L’Etat poursuivi par Cedex-Entraco pour rupture abusive de contrat. © Gabonreview

 

C’est probablement devant les tribunaux que va se solder le contrat liant l’Etat gabonais à l’entreprise de BTP Cedex-Entraco. Le 8 décembre, le gouvernement avait décidé de résilier tous les contrats avec certaines entreprises engagées dans certains chantiers routiers.

La décision du gouvernement est dictée par des «manquements graves au cahier des charges», par ces entreprises. Pour Cedex-Entraco, il s’agit d’une rupture abusive du contrat. Fort de cet argument, elle a porté plainte contre l’Etat en vue d’une réparation du préjudice.

L’information a été relayée par le ministre d’Etat en charge des Travaux publics dans les colonnes du quotidien L’Union. «Nous avons résilié ce marché et l’Etat est aujourd’hui poursuivi en justice devant les juridictions compétentes par l’entreprise Eurofinsa Entraco-Cedex. Donc vous comprenez que c’est un problème de rigueur mais surtout de volonté de faire quelque chose de bien, si nous avons la volonté de faire et si nous mettons derrière la rigueur nécessaire. En effet, la résiliation de ce contrat va nous permettre de conclure un autre marché, mais cette fois-ci à des conditions acceptables parce que pour des travaux de cette nature qui relève des infrastructures lourdes encore une fois dont la durée de vie ne peut pas être inférieure à 15 ans », a indiqué Jean-Pierre Oyiba.
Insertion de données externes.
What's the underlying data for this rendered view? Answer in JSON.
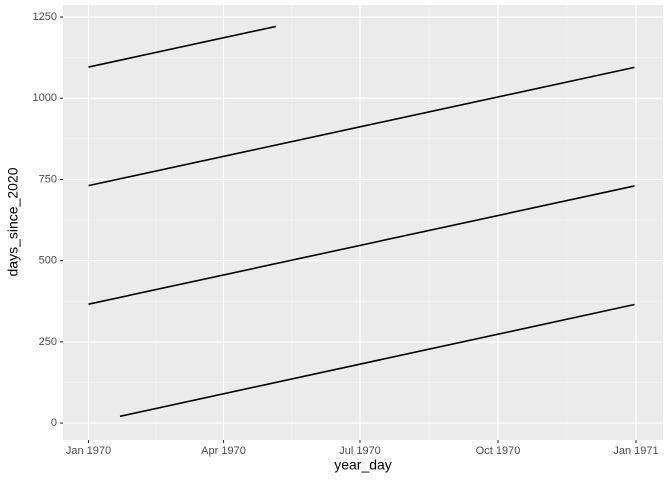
{
  "chart_data": {
    "type": "line",
    "x_label": "year_day",
    "y_label": "days_since_2020",
    "series": [
      {
        "color": "#000000",
        "x": [
          "1970-01-22",
          "1970-12-31"
        ],
        "values": [
          21,
          365
        ]
      },
      {
        "color": "#000000",
        "x": [
          "1970-01-01",
          "1970-12-31"
        ],
        "values": [
          366,
          730
        ]
      },
      {
        "color": "#000000",
        "x": [
          "1970-01-01",
          "1970-12-31"
        ],
        "values": [
          731,
          1095
        ]
      },
      {
        "color": "#000000",
        "x": [
          "1970-01-01",
          "1970-05-06"
        ],
        "values": [
          1096,
          1221
        ]
      }
    ],
    "xlim": [
      "1969-12-15",
      "1971-01-19"
    ],
    "xticks": [
      {
        "value": "1970-01-01",
        "label": "Jan 1970"
      },
      {
        "value": "1970-04-01",
        "label": "Apr 1970"
      },
      {
        "value": "1970-07-01",
        "label": "Jul 1970"
      },
      {
        "value": "1970-10-01",
        "label": "Oct 1970"
      },
      {
        "value": "1971-01-01",
        "label": "Jan 1971"
      }
    ],
    "ylim": [
      -52,
      1287
    ],
    "yticks": [
      0,
      250,
      500,
      750,
      1000,
      1250
    ],
    "grid": true
  }
}
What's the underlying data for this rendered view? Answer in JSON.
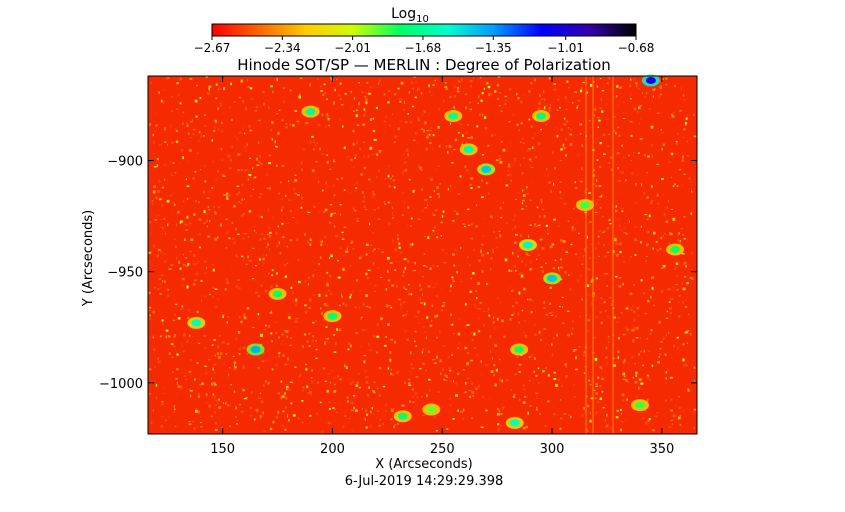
{
  "chart_data": {
    "type": "heatmap",
    "title": "Hinode SOT/SP — MERLIN : Degree of Polarization",
    "xlabel": "X (Arcseconds)",
    "ylabel": "Y (Arcseconds)",
    "timestamp": "6-Jul-2019 14:29:29.398",
    "xlim": [
      116,
      366
    ],
    "ylim": [
      -1023,
      -862
    ],
    "x_ticks": [
      150,
      200,
      250,
      300,
      350
    ],
    "y_ticks": [
      -900,
      -950,
      -1000
    ],
    "x_tick_labels": [
      "150",
      "200",
      "250",
      "300",
      "350"
    ],
    "y_tick_labels": [
      "−900",
      "−950",
      "−1000"
    ],
    "colorbar": {
      "label_main": "Log",
      "label_sub": "10",
      "range": [
        -2.67,
        -0.68
      ],
      "tick_values": [
        -2.67,
        -2.34,
        -2.01,
        -1.68,
        -1.35,
        -1.01,
        -0.68
      ],
      "tick_labels": [
        "−2.67",
        "−2.34",
        "−2.01",
        "−1.68",
        "−1.35",
        "−1.01",
        "−0.68"
      ],
      "colormap": [
        "#ff0000",
        "#ff6600",
        "#ffcc00",
        "#ccff00",
        "#00ff66",
        "#00ffcc",
        "#0099ff",
        "#0000ff",
        "#3300aa",
        "#000000"
      ]
    },
    "background_level": -2.55,
    "regions": [
      {
        "x": 289,
        "y": -938,
        "level": -1.55
      },
      {
        "x": 270,
        "y": -904,
        "level": -1.45
      },
      {
        "x": 300,
        "y": -953,
        "level": -1.45
      },
      {
        "x": 165,
        "y": -985,
        "level": -1.4
      },
      {
        "x": 138,
        "y": -973,
        "level": -1.6
      },
      {
        "x": 190,
        "y": -878,
        "level": -1.7
      },
      {
        "x": 255,
        "y": -880,
        "level": -1.7
      },
      {
        "x": 262,
        "y": -895,
        "level": -1.65
      },
      {
        "x": 175,
        "y": -960,
        "level": -1.8
      },
      {
        "x": 200,
        "y": -970,
        "level": -1.75
      },
      {
        "x": 232,
        "y": -1015,
        "level": -1.75
      },
      {
        "x": 283,
        "y": -1018,
        "level": -1.6
      },
      {
        "x": 285,
        "y": -985,
        "level": -1.8
      },
      {
        "x": 315,
        "y": -920,
        "level": -1.85
      },
      {
        "x": 340,
        "y": -1010,
        "level": -1.85
      },
      {
        "x": 356,
        "y": -940,
        "level": -1.8
      },
      {
        "x": 245,
        "y": -1012,
        "level": -1.9
      },
      {
        "x": 295,
        "y": -880,
        "level": -1.75
      },
      {
        "x": 345,
        "y": -864,
        "level": -1.05
      }
    ]
  }
}
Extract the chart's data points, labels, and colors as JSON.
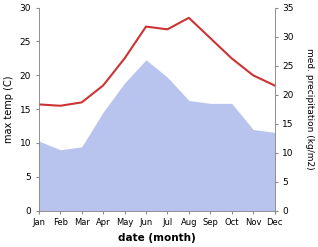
{
  "months": [
    "Jan",
    "Feb",
    "Mar",
    "Apr",
    "May",
    "Jun",
    "Jul",
    "Aug",
    "Sep",
    "Oct",
    "Nov",
    "Dec"
  ],
  "temperature": [
    15.7,
    15.5,
    16.0,
    18.5,
    22.5,
    27.2,
    26.8,
    28.5,
    25.5,
    22.5,
    20.0,
    18.5
  ],
  "precipitation": [
    12.0,
    10.5,
    11.0,
    17.0,
    22.0,
    26.0,
    23.0,
    19.0,
    18.5,
    18.5,
    14.0,
    13.5
  ],
  "temp_color": "#cc3333",
  "precip_color": "#b8c4ee",
  "temp_ylim": [
    0,
    30
  ],
  "precip_ylim": [
    0,
    35
  ],
  "temp_yticks": [
    0,
    5,
    10,
    15,
    20,
    25,
    30
  ],
  "precip_yticks": [
    0,
    5,
    10,
    15,
    20,
    25,
    30,
    35
  ],
  "xlabel": "date (month)",
  "ylabel_left": "max temp (C)",
  "ylabel_right": "med. precipitation (kg/m2)",
  "background_color": "#ffffff",
  "figsize": [
    3.18,
    2.47
  ],
  "dpi": 100
}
Le contrat signé en 2008 avec l’entreprise Cedex-Entraco du groupe Eurofinsa prévoyait initialement des travaux sur le linéaire PK12-PK75 Pont Agoula. Deux ans plus tard, le dimensionnement a été modifié et réduit au linéaire PK12-PK40, mais en 2X2 voies cette fois.

«Ce marché initial était à 61 milliards FCFA. Le marché revu en 2010 s’élève à 91 milliards. Ces 91 milliards, vous savez que c’est une infrastructure lourde qui ne relève pas des programmations budgétaires parce que tous les marchés en programmation budgétaire sont malheureusement arrêtés et les 91 milliards que l’Etat a emprunté auprès d’une banque européenne, via cette entreprise pour pouvoir financer ces travaux, mais hélas à des taux prohibitifs, à des conditions difficiles. Et le dossier n’a pas été suivi d’effets puisque nous avons connu d’entrée de jeu des difficultés financières, le respect du règlement de l’échéancier mais surtout l’incapacité de cette entreprise à s’accorder avec l’ANGTI pour réaliser les travaux demandés», a justifié le ministre d’Etat.